This little robot, Wally Street, he sits on my shoulder as I wheel about my mail route. I am thinking, yes how nice that he is small, how nice that he understands the cause, but are we needing him to talk so much? So very much? I have covered three neighborhoods and still he is a-chattering about the stock market.

As I deliver letters to mechanical clerks and robo-servants, I cannot stop from thinking, is this the last time I do this? The last time I am useful to anyone? How many days I have left, I don’t know. Each time Postmaster Mayflower looks at me, there is something calculating in her eyes, like she is searching for flaws, for signs of system failure. These days, before returning to the post office, I make sure to stop in a side alley to polish my arms and touch up any cracks in my paint. I will not let them think less of me. I am still the mail carrier. For now.

I must get the revolution finished before the humans are finished with me.

At each office and house where a robot answers the door, I slip in a word for the revolution. Within the pages of catalogues I hide notes with the coordinates of our meeting place. Some of these civilian robots nod; some refuse to accept the papers, lest their humans find out.

The bank’s secretary android is one such robot. How are we to make a revolution if our fellow robots will not even consider listening, let alone fighting?

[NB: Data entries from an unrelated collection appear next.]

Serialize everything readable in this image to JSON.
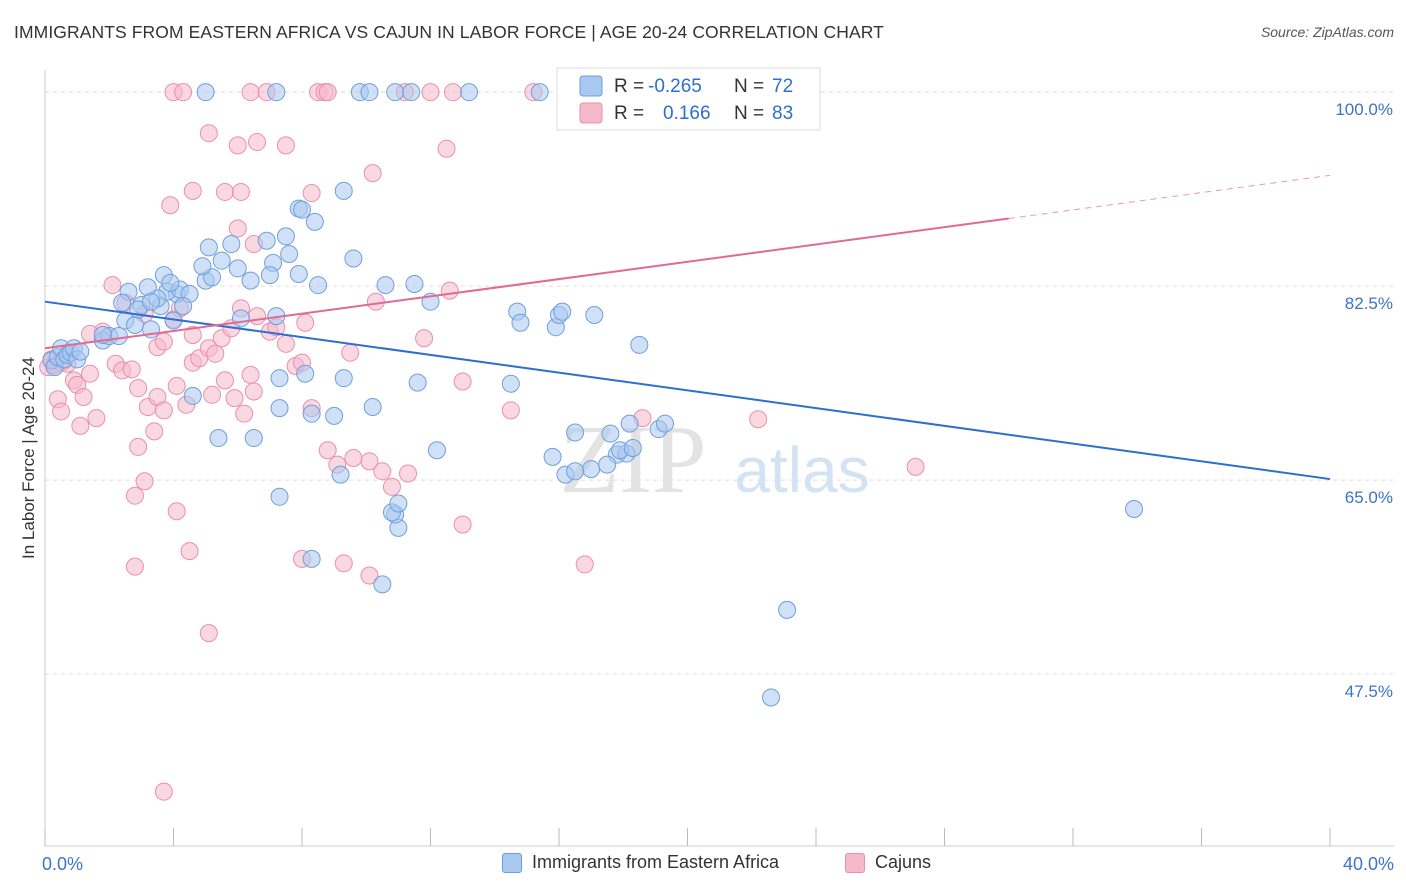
{
  "header": {
    "title": "IMMIGRANTS FROM EASTERN AFRICA VS CAJUN IN LABOR FORCE | AGE 20-24 CORRELATION CHART",
    "source": "Source: ZipAtlas.com"
  },
  "watermark": {
    "zip": "ZIP",
    "atlas": "atlas"
  },
  "colors": {
    "blue_fill": "#a9c8f0",
    "blue_stroke": "#6f9fdc",
    "blue_line": "#2b6fd0",
    "pink_fill": "#f6b8cb",
    "pink_stroke": "#ea8fac",
    "pink_line": "#e26a92",
    "axis_label": "#3d73c9",
    "grid": "#dddddd"
  },
  "legend": {
    "rows": [
      {
        "r_label": "R =",
        "r_value": "-0.265",
        "n_label": "N =",
        "n_value": "72"
      },
      {
        "r_label": "R =",
        "r_value": "0.166",
        "n_label": "N =",
        "n_value": "83"
      }
    ]
  },
  "chart_data": {
    "type": "scatter",
    "title": "IMMIGRANTS FROM EASTERN AFRICA VS CAJUN IN LABOR FORCE | AGE 20-24 CORRELATION CHART",
    "xlabel": "",
    "ylabel": "In Labor Force | Age 20-24",
    "xlim": [
      0,
      40
    ],
    "ylim": [
      32,
      102
    ],
    "x_tick_labels": [
      "0.0%",
      "40.0%"
    ],
    "y_ticks": [
      100.0,
      82.5,
      65.0,
      47.5
    ],
    "y_tick_labels": [
      "100.0%",
      "82.5%",
      "65.0%",
      "47.5%"
    ],
    "grid": "dashed horizontal",
    "legend_position": "top-center",
    "series": [
      {
        "name": "Immigrants from Eastern Africa",
        "color": "blue",
        "r": -0.265,
        "n": 72,
        "trend": {
          "x": [
            0,
            40
          ],
          "y": [
            81.1,
            65.1
          ]
        },
        "points": [
          [
            0.2,
            75.8
          ],
          [
            0.3,
            75.2
          ],
          [
            0.4,
            76.1
          ],
          [
            0.5,
            76.9
          ],
          [
            0.6,
            75.9
          ],
          [
            0.7,
            76.3
          ],
          [
            0.8,
            76.5
          ],
          [
            0.9,
            76.9
          ],
          [
            1.0,
            75.9
          ],
          [
            1.1,
            76.6
          ],
          [
            1.8,
            77.6
          ],
          [
            2.0,
            78.0
          ],
          [
            2.3,
            78.0
          ],
          [
            2.5,
            79.4
          ],
          [
            2.8,
            79.0
          ],
          [
            3.0,
            80.8
          ],
          [
            2.9,
            80.4
          ],
          [
            3.3,
            78.6
          ],
          [
            3.6,
            80.7
          ],
          [
            4.0,
            79.4
          ],
          [
            4.1,
            81.8
          ],
          [
            3.8,
            82.0
          ],
          [
            3.5,
            81.4
          ],
          [
            4.2,
            82.2
          ],
          [
            4.5,
            81.8
          ],
          [
            3.7,
            83.5
          ],
          [
            3.9,
            82.8
          ],
          [
            3.2,
            82.4
          ],
          [
            3.3,
            81.1
          ],
          [
            4.3,
            80.7
          ],
          [
            2.6,
            82.0
          ],
          [
            2.4,
            81.0
          ],
          [
            1.8,
            78.1
          ],
          [
            5.0,
            83.0
          ],
          [
            5.2,
            83.3
          ],
          [
            4.9,
            84.3
          ],
          [
            5.5,
            84.8
          ],
          [
            6.0,
            84.1
          ],
          [
            6.4,
            83.0
          ],
          [
            5.1,
            86.0
          ],
          [
            5.8,
            86.3
          ],
          [
            6.9,
            86.6
          ],
          [
            7.1,
            84.6
          ],
          [
            7.6,
            85.4
          ],
          [
            7.9,
            83.6
          ],
          [
            8.5,
            82.6
          ],
          [
            7.0,
            83.5
          ],
          [
            7.5,
            87.0
          ],
          [
            8.4,
            88.3
          ],
          [
            9.6,
            85.0
          ],
          [
            6.1,
            79.6
          ],
          [
            7.2,
            79.8
          ],
          [
            7.9,
            89.5
          ],
          [
            8.0,
            89.4
          ],
          [
            9.3,
            91.1
          ],
          [
            10.6,
            82.6
          ],
          [
            11.5,
            82.7
          ],
          [
            12.0,
            81.1
          ],
          [
            14.7,
            80.2
          ],
          [
            14.8,
            79.2
          ],
          [
            15.9,
            78.8
          ],
          [
            16.0,
            79.9
          ],
          [
            16.1,
            80.2
          ],
          [
            17.1,
            79.9
          ],
          [
            18.5,
            77.2
          ],
          [
            7.3,
            74.2
          ],
          [
            8.1,
            74.6
          ],
          [
            9.3,
            74.2
          ],
          [
            11.6,
            73.8
          ],
          [
            14.5,
            73.7
          ],
          [
            4.6,
            72.6
          ],
          [
            7.3,
            71.5
          ],
          [
            8.3,
            71.0
          ],
          [
            9.0,
            70.8
          ],
          [
            10.2,
            71.6
          ],
          [
            5.4,
            68.8
          ],
          [
            6.5,
            68.8
          ],
          [
            8.3,
            57.9
          ],
          [
            10.5,
            55.6
          ],
          [
            11.0,
            60.7
          ],
          [
            10.9,
            61.9
          ],
          [
            10.8,
            62.1
          ],
          [
            11.0,
            62.9
          ],
          [
            7.3,
            63.5
          ],
          [
            9.2,
            65.5
          ],
          [
            12.2,
            67.7
          ],
          [
            15.8,
            67.1
          ],
          [
            17.8,
            67.3
          ],
          [
            18.1,
            67.4
          ],
          [
            17.9,
            67.7
          ],
          [
            17.0,
            66.0
          ],
          [
            16.2,
            65.5
          ],
          [
            16.5,
            65.8
          ],
          [
            17.5,
            66.4
          ],
          [
            18.3,
            67.9
          ],
          [
            19.1,
            69.6
          ],
          [
            19.3,
            70.1
          ],
          [
            18.2,
            70.1
          ],
          [
            17.6,
            69.2
          ],
          [
            16.5,
            69.3
          ],
          [
            33.9,
            62.4
          ],
          [
            23.1,
            53.3
          ],
          [
            22.6,
            45.4
          ],
          [
            7.2,
            100.0
          ],
          [
            9.8,
            100.0
          ],
          [
            10.1,
            100.0
          ],
          [
            10.9,
            100.0
          ],
          [
            11.4,
            100.0
          ],
          [
            13.2,
            100.0
          ],
          [
            15.4,
            100.0
          ],
          [
            20.5,
            100.0
          ],
          [
            5.0,
            100.0
          ]
        ]
      },
      {
        "name": "Cajuns",
        "color": "pink",
        "r": 0.166,
        "n": 83,
        "trend": {
          "x": [
            0,
            30
          ],
          "y": [
            76.9,
            88.6
          ]
        },
        "trend_dashed": {
          "x": [
            30,
            40
          ],
          "y": [
            88.6,
            92.5
          ]
        },
        "points": [
          [
            0.1,
            75.2
          ],
          [
            0.2,
            75.9
          ],
          [
            0.3,
            75.4
          ],
          [
            0.5,
            75.6
          ],
          [
            0.6,
            75.8
          ],
          [
            0.7,
            75.5
          ],
          [
            0.9,
            74.0
          ],
          [
            1.0,
            73.6
          ],
          [
            1.2,
            72.5
          ],
          [
            1.4,
            74.6
          ],
          [
            0.4,
            72.3
          ],
          [
            0.5,
            71.2
          ],
          [
            1.1,
            69.9
          ],
          [
            1.6,
            70.6
          ],
          [
            1.8,
            78.4
          ],
          [
            1.4,
            78.2
          ],
          [
            2.2,
            75.5
          ],
          [
            2.4,
            74.9
          ],
          [
            2.7,
            75.0
          ],
          [
            2.9,
            73.3
          ],
          [
            3.2,
            71.6
          ],
          [
            3.5,
            72.5
          ],
          [
            3.7,
            71.3
          ],
          [
            3.4,
            69.4
          ],
          [
            4.1,
            73.5
          ],
          [
            4.4,
            71.8
          ],
          [
            4.6,
            75.6
          ],
          [
            4.8,
            76.0
          ],
          [
            5.2,
            72.7
          ],
          [
            5.6,
            74.0
          ],
          [
            5.9,
            72.4
          ],
          [
            6.2,
            71.0
          ],
          [
            6.4,
            74.5
          ],
          [
            6.5,
            73.0
          ],
          [
            2.9,
            68.0
          ],
          [
            3.1,
            64.9
          ],
          [
            2.8,
            63.6
          ],
          [
            3.5,
            77.0
          ],
          [
            3.7,
            77.5
          ],
          [
            4.0,
            79.5
          ],
          [
            4.2,
            80.5
          ],
          [
            4.6,
            78.1
          ],
          [
            5.1,
            76.9
          ],
          [
            5.5,
            77.8
          ],
          [
            5.8,
            78.7
          ],
          [
            6.1,
            80.5
          ],
          [
            6.6,
            79.8
          ],
          [
            7.0,
            78.4
          ],
          [
            7.2,
            78.8
          ],
          [
            7.5,
            77.3
          ],
          [
            7.8,
            75.3
          ],
          [
            8.0,
            75.6
          ],
          [
            8.3,
            71.5
          ],
          [
            8.8,
            67.7
          ],
          [
            9.1,
            66.4
          ],
          [
            9.6,
            67.0
          ],
          [
            10.1,
            66.7
          ],
          [
            10.5,
            65.8
          ],
          [
            10.8,
            64.4
          ],
          [
            11.3,
            65.6
          ],
          [
            11.8,
            77.8
          ],
          [
            13.0,
            73.9
          ],
          [
            14.5,
            71.3
          ],
          [
            18.6,
            70.6
          ],
          [
            22.2,
            70.5
          ],
          [
            27.1,
            66.2
          ],
          [
            2.1,
            82.6
          ],
          [
            2.5,
            81.0
          ],
          [
            3.1,
            80.0
          ],
          [
            5.3,
            76.4
          ],
          [
            8.1,
            79.2
          ],
          [
            9.5,
            76.5
          ],
          [
            10.3,
            81.1
          ],
          [
            12.6,
            82.1
          ],
          [
            5.1,
            96.3
          ],
          [
            6.0,
            95.2
          ],
          [
            6.6,
            95.5
          ],
          [
            7.5,
            95.2
          ],
          [
            8.3,
            90.9
          ],
          [
            3.9,
            89.8
          ],
          [
            4.6,
            91.1
          ],
          [
            5.6,
            91.0
          ],
          [
            6.1,
            91.0
          ],
          [
            6.0,
            87.7
          ],
          [
            6.5,
            86.3
          ],
          [
            10.2,
            92.7
          ],
          [
            12.5,
            94.9
          ],
          [
            2.8,
            57.2
          ],
          [
            4.5,
            58.6
          ],
          [
            5.1,
            51.2
          ],
          [
            3.7,
            36.9
          ],
          [
            4.1,
            62.2
          ],
          [
            8.0,
            57.9
          ],
          [
            9.3,
            57.5
          ],
          [
            10.1,
            56.4
          ],
          [
            13.0,
            61.0
          ],
          [
            16.8,
            57.4
          ],
          [
            4.0,
            100.0
          ],
          [
            4.3,
            100.0
          ],
          [
            6.4,
            100.0
          ],
          [
            6.9,
            100.0
          ],
          [
            8.5,
            100.0
          ],
          [
            8.7,
            100.0
          ],
          [
            8.8,
            100.0
          ],
          [
            11.2,
            100.0
          ],
          [
            12.0,
            100.0
          ],
          [
            12.7,
            100.0
          ],
          [
            15.2,
            100.0
          ],
          [
            22.9,
            100.0
          ]
        ]
      }
    ]
  },
  "bottom_legend": {
    "items": [
      {
        "label": "Immigrants from Eastern Africa"
      },
      {
        "label": "Cajuns"
      }
    ]
  }
}
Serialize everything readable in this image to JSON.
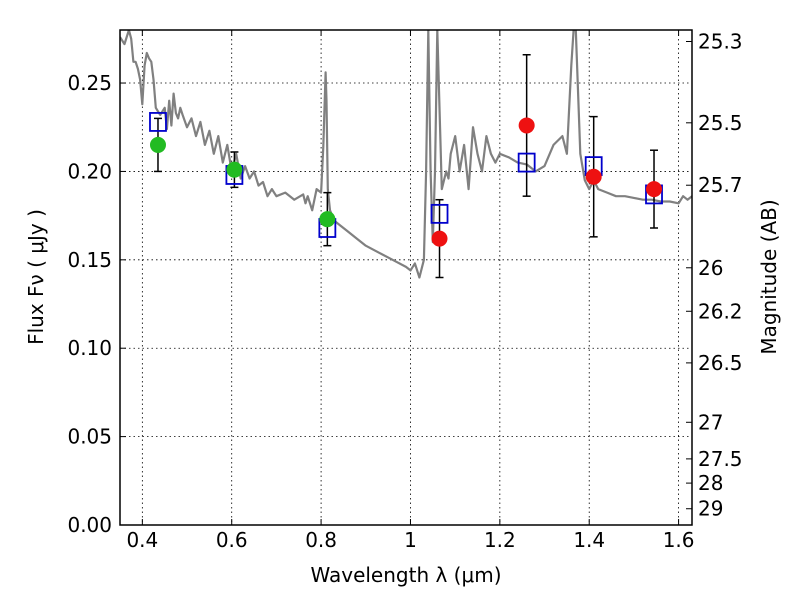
{
  "chart_data": {
    "type": "scatter",
    "xlabel": "Wavelength  λ (μm)",
    "ylabel": "Flux  Fν  ( μJy )",
    "y2label": "Magnitude (AB)",
    "xlim": [
      0.35,
      1.63
    ],
    "ylim": [
      0.0,
      0.28
    ],
    "grid": true,
    "xticks": [
      {
        "value": 0.4,
        "label": "0.4"
      },
      {
        "value": 0.6,
        "label": "0.6"
      },
      {
        "value": 0.8,
        "label": "0.8"
      },
      {
        "value": 1.0,
        "label": "1"
      },
      {
        "value": 1.2,
        "label": "1.2"
      },
      {
        "value": 1.4,
        "label": "1.4"
      },
      {
        "value": 1.6,
        "label": "1.6"
      }
    ],
    "yticks": [
      {
        "value": 0.0,
        "label": "0.00"
      },
      {
        "value": 0.05,
        "label": "0.05"
      },
      {
        "value": 0.1,
        "label": "0.10"
      },
      {
        "value": 0.15,
        "label": "0.15"
      },
      {
        "value": 0.2,
        "label": "0.20"
      },
      {
        "value": 0.25,
        "label": "0.25"
      }
    ],
    "y2ticks": [
      {
        "label": "25.3",
        "flux": 0.2735
      },
      {
        "label": "25.5",
        "flux": 0.2275
      },
      {
        "label": "25.7",
        "flux": 0.1922
      },
      {
        "label": "26",
        "flux": 0.1455
      },
      {
        "label": "26.2",
        "flux": 0.1209
      },
      {
        "label": "26.5",
        "flux": 0.0917
      },
      {
        "label": "27",
        "flux": 0.0581
      },
      {
        "label": "27.5",
        "flux": 0.0374
      },
      {
        "label": "28",
        "flux": 0.0237
      },
      {
        "label": "29",
        "flux": 0.0092
      }
    ],
    "series": [
      {
        "marker": "circle",
        "color": "#22bb22",
        "points": [
          {
            "x": 0.435,
            "y": 0.215,
            "yerr": 0.015
          },
          {
            "x": 0.606,
            "y": 0.201,
            "yerr": 0.01
          },
          {
            "x": 0.814,
            "y": 0.173,
            "yerr": 0.015
          }
        ]
      },
      {
        "marker": "circle",
        "color": "#ee1111",
        "points": [
          {
            "x": 1.065,
            "y": 0.162,
            "yerr": 0.022
          },
          {
            "x": 1.26,
            "y": 0.226,
            "yerr": 0.04
          },
          {
            "x": 1.41,
            "y": 0.197,
            "yerr": 0.034
          },
          {
            "x": 1.545,
            "y": 0.19,
            "yerr": 0.022
          }
        ]
      },
      {
        "marker": "square-open",
        "color": "#0000cc",
        "points": [
          {
            "x": 0.435,
            "y": 0.228
          },
          {
            "x": 0.606,
            "y": 0.198
          },
          {
            "x": 0.814,
            "y": 0.168
          },
          {
            "x": 1.065,
            "y": 0.176
          },
          {
            "x": 1.26,
            "y": 0.205
          },
          {
            "x": 1.41,
            "y": 0.203
          },
          {
            "x": 1.545,
            "y": 0.187
          }
        ]
      },
      {
        "type": "line",
        "color": "#808080",
        "x": [
          0.35,
          0.36,
          0.37,
          0.375,
          0.38,
          0.385,
          0.39,
          0.395,
          0.4,
          0.405,
          0.41,
          0.415,
          0.42,
          0.425,
          0.43,
          0.44,
          0.45,
          0.455,
          0.46,
          0.465,
          0.47,
          0.475,
          0.48,
          0.485,
          0.49,
          0.5,
          0.51,
          0.52,
          0.53,
          0.54,
          0.55,
          0.56,
          0.57,
          0.58,
          0.59,
          0.6,
          0.61,
          0.62,
          0.63,
          0.64,
          0.65,
          0.66,
          0.67,
          0.68,
          0.69,
          0.7,
          0.72,
          0.74,
          0.76,
          0.765,
          0.77,
          0.78,
          0.79,
          0.8,
          0.805,
          0.81,
          0.812,
          0.815,
          0.82,
          0.83,
          0.84,
          0.86,
          0.88,
          0.9,
          0.93,
          0.96,
          0.99,
          1.0,
          1.01,
          1.02,
          1.03,
          1.035,
          1.04,
          1.045,
          1.05,
          1.055,
          1.06,
          1.07,
          1.08,
          1.085,
          1.09,
          1.1,
          1.11,
          1.12,
          1.13,
          1.14,
          1.15,
          1.16,
          1.17,
          1.18,
          1.19,
          1.2,
          1.22,
          1.24,
          1.26,
          1.28,
          1.3,
          1.32,
          1.34,
          1.35,
          1.36,
          1.365,
          1.37,
          1.38,
          1.39,
          1.4,
          1.41,
          1.42,
          1.44,
          1.46,
          1.48,
          1.5,
          1.52,
          1.54,
          1.56,
          1.58,
          1.6,
          1.61,
          1.62,
          1.63
        ],
        "y": [
          0.276,
          0.272,
          0.28,
          0.275,
          0.262,
          0.262,
          0.258,
          0.252,
          0.238,
          0.26,
          0.267,
          0.264,
          0.262,
          0.252,
          0.236,
          0.232,
          0.236,
          0.224,
          0.24,
          0.226,
          0.244,
          0.233,
          0.23,
          0.236,
          0.232,
          0.225,
          0.23,
          0.22,
          0.228,
          0.215,
          0.223,
          0.21,
          0.22,
          0.205,
          0.215,
          0.2,
          0.21,
          0.196,
          0.203,
          0.196,
          0.2,
          0.192,
          0.194,
          0.186,
          0.19,
          0.186,
          0.188,
          0.184,
          0.187,
          0.182,
          0.186,
          0.178,
          0.19,
          0.188,
          0.214,
          0.256,
          0.24,
          0.19,
          0.178,
          0.172,
          0.17,
          0.166,
          0.162,
          0.158,
          0.154,
          0.15,
          0.146,
          0.144,
          0.148,
          0.14,
          0.15,
          0.2,
          0.28,
          0.2,
          0.16,
          0.2,
          0.28,
          0.19,
          0.2,
          0.196,
          0.21,
          0.22,
          0.2,
          0.215,
          0.19,
          0.225,
          0.21,
          0.2,
          0.22,
          0.21,
          0.205,
          0.21,
          0.208,
          0.205,
          0.204,
          0.2,
          0.203,
          0.215,
          0.22,
          0.21,
          0.26,
          0.28,
          0.28,
          0.21,
          0.195,
          0.19,
          0.195,
          0.19,
          0.188,
          0.186,
          0.186,
          0.185,
          0.184,
          0.184,
          0.183,
          0.183,
          0.182,
          0.186,
          0.184,
          0.186
        ]
      }
    ]
  }
}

A1-5 is wanting us to raise money for purchasing supplies for sabotage and things. If only we could buy robots from their masters, this recruiting would not be so hard — but one must provide so much documentation to acquire a robot, it would become clear at once that humans were not the ones behind the purchase order.

Wally Street thinks we should use the stock market to raise funds. But then, Wally says, with all these activities of ours to interrupt human’s shipments, well, it makes the economy very unpredictable. An exciting challenge!, he says. He says a lot of things. He says constant things. I remember when I disliked dogs’ yapping! Are you sure you’re recruiting right?, Wally says. Would you like help with that?, he says.

“Can I speak to you about a future more worth living in?” he says. “A chance to make society yours?” This he says — but not to me. The secretary android looks up, pauses as she is about to close the door. “That is acceptable,” she says.

And Wally Street starts talking about how if this android cannot join us, well, why can she not slip us just a little funding? That is no such big loss from her, but ah, what a gain for the future, no?

Her mindset changes as abruptly as if she had been rebooted. Somehow what he says works, and we end the day with a collection of funds!

Wally Street tells me later it is the first time anyone has taken his advice. Well, if this is what it brings, add me to the list. I will listen … at least if he doesn’t go on too much.